Thousands of new daily Omicron cases and border restrictions stifling the supply of foreign workers are driving labour shortages. Photo / NZME
The labour crisis will probably last all year, an economist says, and more migrants, fewer Covid cases and even robots will have a role in resolving worker shortages.
Low unemployment, high rates of illness and net migration loss have impacted retail, food processing, hospitality and tourism businesses.
NZIER principal economistChristina Leung said no significant net migration gains were expected until 2023.
And ANZ chief economist Sharon Zollner said a tight labour market in Australia was adding inflationary and even more labour supply pressures this side of the Tasman.
The existence of a labour shortage was not in much dispute but there was some debate about the causes, and solutions.

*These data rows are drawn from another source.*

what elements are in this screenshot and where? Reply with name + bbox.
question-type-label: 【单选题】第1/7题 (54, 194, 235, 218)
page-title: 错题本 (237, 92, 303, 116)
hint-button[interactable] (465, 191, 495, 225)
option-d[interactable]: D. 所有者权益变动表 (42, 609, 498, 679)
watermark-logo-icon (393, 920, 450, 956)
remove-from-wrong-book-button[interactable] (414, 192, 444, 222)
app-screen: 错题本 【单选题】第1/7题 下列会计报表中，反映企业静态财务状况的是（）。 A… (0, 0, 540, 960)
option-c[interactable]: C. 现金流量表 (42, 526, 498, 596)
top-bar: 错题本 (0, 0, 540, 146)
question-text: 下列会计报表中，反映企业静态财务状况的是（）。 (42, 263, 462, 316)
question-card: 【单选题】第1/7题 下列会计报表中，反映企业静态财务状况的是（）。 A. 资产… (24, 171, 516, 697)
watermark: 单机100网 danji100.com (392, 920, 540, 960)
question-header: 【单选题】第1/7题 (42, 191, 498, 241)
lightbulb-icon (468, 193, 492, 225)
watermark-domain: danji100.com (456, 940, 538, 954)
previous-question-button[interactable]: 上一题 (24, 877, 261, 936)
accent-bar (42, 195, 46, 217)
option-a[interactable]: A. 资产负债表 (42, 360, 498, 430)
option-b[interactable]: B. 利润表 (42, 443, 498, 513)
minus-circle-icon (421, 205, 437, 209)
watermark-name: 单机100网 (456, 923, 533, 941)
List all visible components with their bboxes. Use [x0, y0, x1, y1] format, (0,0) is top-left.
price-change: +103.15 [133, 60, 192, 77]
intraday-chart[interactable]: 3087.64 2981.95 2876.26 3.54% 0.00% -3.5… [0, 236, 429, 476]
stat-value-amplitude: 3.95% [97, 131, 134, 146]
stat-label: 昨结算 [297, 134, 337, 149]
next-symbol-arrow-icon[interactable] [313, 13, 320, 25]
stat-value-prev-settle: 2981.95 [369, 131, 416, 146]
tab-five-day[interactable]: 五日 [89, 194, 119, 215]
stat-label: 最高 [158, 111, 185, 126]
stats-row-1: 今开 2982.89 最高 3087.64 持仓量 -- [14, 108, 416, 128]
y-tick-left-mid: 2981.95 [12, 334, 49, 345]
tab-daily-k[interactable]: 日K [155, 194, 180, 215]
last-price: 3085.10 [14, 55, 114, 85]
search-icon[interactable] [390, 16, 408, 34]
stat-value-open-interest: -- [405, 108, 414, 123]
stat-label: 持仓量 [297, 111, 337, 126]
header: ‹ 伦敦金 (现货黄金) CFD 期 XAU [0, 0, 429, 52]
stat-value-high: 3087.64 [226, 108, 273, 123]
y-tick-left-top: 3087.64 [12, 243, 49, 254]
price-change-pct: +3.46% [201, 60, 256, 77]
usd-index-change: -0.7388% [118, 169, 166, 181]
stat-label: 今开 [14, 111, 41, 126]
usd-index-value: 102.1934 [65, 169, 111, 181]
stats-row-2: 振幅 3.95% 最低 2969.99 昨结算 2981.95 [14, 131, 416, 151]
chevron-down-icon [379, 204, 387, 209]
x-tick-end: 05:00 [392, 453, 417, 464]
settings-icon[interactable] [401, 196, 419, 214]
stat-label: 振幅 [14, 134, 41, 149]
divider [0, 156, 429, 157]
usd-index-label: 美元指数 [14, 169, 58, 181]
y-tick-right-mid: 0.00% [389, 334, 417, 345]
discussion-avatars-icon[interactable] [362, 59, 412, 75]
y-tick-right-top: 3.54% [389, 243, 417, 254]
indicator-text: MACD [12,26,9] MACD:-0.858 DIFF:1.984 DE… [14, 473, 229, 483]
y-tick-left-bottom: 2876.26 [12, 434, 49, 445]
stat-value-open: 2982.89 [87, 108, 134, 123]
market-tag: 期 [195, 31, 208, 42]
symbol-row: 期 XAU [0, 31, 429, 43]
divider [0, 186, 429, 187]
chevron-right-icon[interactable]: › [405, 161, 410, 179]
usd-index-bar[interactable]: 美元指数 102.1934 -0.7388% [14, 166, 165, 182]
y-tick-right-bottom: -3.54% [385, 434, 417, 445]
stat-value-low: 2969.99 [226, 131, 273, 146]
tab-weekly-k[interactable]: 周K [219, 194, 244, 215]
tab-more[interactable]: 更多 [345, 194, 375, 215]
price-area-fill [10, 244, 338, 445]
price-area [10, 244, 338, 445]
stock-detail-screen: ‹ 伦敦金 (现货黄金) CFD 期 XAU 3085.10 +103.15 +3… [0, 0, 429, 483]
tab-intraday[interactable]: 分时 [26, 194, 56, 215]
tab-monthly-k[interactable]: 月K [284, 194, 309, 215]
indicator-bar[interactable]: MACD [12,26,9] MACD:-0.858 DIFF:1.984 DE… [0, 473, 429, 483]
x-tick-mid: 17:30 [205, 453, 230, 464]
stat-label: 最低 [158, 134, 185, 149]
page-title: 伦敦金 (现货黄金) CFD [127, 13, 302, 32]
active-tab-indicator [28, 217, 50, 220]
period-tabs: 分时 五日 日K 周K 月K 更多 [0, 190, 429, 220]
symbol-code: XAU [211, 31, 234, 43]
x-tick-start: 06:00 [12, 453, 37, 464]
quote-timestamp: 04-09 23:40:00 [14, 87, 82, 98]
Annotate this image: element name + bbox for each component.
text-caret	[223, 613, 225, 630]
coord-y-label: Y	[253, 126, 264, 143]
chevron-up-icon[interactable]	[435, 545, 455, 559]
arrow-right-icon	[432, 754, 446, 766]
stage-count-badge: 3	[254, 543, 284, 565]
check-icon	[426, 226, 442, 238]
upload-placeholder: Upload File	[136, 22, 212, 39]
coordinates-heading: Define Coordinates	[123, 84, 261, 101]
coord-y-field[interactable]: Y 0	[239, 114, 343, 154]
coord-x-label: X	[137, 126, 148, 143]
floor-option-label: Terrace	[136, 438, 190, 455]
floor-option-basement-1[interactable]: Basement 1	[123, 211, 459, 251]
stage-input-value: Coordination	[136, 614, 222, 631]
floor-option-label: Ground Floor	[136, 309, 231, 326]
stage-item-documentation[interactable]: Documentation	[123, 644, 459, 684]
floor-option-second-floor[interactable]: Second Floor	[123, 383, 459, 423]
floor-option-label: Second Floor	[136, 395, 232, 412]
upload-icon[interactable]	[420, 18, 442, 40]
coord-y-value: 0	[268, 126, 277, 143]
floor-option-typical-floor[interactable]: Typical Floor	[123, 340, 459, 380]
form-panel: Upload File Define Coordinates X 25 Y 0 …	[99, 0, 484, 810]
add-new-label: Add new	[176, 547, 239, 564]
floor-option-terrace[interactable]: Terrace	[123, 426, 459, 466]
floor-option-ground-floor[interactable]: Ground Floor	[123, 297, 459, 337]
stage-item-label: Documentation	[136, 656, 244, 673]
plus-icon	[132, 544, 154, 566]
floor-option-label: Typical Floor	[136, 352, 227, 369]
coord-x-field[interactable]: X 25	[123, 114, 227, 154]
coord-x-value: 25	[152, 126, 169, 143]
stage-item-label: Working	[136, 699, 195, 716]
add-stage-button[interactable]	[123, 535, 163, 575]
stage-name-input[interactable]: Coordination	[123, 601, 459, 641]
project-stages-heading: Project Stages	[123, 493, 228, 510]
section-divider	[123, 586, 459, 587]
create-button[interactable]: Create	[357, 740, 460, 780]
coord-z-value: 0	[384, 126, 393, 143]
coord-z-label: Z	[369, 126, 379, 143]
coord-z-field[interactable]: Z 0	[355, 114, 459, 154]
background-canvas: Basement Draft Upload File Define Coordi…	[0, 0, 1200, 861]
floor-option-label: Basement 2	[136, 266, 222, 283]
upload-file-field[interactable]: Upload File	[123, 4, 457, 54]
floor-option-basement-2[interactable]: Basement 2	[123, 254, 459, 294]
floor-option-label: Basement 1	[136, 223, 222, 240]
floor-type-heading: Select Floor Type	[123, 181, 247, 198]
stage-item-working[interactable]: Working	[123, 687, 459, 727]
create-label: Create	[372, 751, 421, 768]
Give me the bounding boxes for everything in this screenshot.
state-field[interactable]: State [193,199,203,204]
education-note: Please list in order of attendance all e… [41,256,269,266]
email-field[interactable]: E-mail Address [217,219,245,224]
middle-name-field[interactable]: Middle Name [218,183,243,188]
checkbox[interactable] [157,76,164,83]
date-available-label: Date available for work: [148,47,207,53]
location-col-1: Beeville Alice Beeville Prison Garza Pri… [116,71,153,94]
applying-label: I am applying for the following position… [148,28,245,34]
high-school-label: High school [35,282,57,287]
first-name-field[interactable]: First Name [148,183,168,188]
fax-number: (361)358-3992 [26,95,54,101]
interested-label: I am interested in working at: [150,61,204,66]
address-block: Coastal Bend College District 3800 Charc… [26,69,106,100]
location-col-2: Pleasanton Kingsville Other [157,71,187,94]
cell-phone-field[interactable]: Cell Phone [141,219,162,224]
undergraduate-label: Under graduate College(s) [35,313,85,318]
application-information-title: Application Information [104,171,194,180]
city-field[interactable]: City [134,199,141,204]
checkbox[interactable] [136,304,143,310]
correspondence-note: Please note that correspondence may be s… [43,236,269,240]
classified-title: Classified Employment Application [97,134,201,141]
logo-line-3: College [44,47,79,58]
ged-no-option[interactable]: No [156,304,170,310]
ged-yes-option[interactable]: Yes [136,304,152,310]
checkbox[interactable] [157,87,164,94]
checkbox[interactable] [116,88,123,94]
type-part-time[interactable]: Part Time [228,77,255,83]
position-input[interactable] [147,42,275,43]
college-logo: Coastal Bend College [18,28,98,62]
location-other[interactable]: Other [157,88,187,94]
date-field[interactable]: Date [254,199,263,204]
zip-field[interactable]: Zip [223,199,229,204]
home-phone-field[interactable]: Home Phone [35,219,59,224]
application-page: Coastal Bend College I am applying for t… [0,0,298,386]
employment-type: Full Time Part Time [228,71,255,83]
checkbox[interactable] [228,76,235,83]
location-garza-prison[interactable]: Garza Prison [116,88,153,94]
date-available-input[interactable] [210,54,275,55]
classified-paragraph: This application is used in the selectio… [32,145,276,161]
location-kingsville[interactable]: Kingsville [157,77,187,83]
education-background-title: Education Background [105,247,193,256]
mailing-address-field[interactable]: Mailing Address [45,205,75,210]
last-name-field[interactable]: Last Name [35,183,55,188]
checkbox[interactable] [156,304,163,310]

Two separate factors were driving labour shortages, Leung said.
Pandemic border restrictions had stifled the supply of foreign workers. And Leung said thousands of new daily Omicron cases forced people not to work, or to isolate.
"A lot of workers in professional services can work from home," Leung added.
But many in hospitality could not. And the pandemic's persistence was causing partial closures and service cuts at many hospitality providers.
"The incentive to invest in labour-saving technology becomes greater," she said. "It does encourage firms to think of new and innovative ways to carry out their business."
Leung said customers might see more robots in restaurants, although culinary cyborgs would not likely be mainstream any time soon.
The Herald last month found eateries in Northland, Rotorua and Auckland had introduced robot service to meet labour shortages.
The labour crisis was afflicting many countries, including Australia, and Leung said that complicated challenges for New Zealand.
"Firms will have to think about how they can better attract and retain talent. Wages are only a part of the equation," she added.
"Some people come to New Zealand because of the lifestyle and the experience."
Leung said the labour shortage would not likely be resolved by encouraging workers to take on second jobs.
Although some could have side gigs, most could not or would not - at least not to a degree to meaningfully impact the labour crisis.
"Given that the labour market is so tight, we would expect the utilisation is already up to capacity."
During the first year of the pandemic, net migration plummeted from 91,900 to 6600.
And in the year ended February 2022, the country had a net migration loss of 7600.
ANZ chief economist Sharon Zollner said fiscal policy early in the pandemic ended up overstimulating the economy, and pushing house prices up dramatically.
"That made everyone feel wealthy, and happy to borrow, and happy to spend."
Unable to travel abroad, many people splashed out on consumer goods and material objects, rather than services.
"Globally, manufacturing experienced a massive surge in demand. The bigger supply disruption, in terms of long-lasting impacts, has been the closed border," Zollner said.
Reduced labour supply pushed wages up, and now a lack of workers, including skilled staff, was impacting many sectors.
"If you look at measures like the number of job ads divided by the number of unemployed people, it's off the charts."
Zollner said New Zealand for a long time relied on migration to "paper over the cracks" in areas including education and mental health.
Now, some of these areas were struggling greatly, as was hospitality.
"But the Government is wary of opening the floodgates just as the economy slows," Zollner added.
She said many factors made the next few months unusually tricky to forecast, and it was still to be seen how the Reserve Bank might intervene.
The tight Australian labour market was already luring Kiwis, Zollner said. That could compel New Zealand employers keen to retain staff to pay more.
But low population growth could also drive an increase in property vacancies, pushing rents down.
Inflationary pressures and the constricted labour market were expected to influence a possible official cash rate adjustment at next week's Reserve Bank meeting.
A rate hike would impact mortgages and savings rates for many, and likely reduce spending and cool the economy but hopefully not spark a recession.
Zollner said there was some debate on whether unemployment rates could fall even more.
"Talking to businesses, you don't get the impression it can drop too much further. How long can it go? We see monetary policy getting traction on demand, maybe this quarter."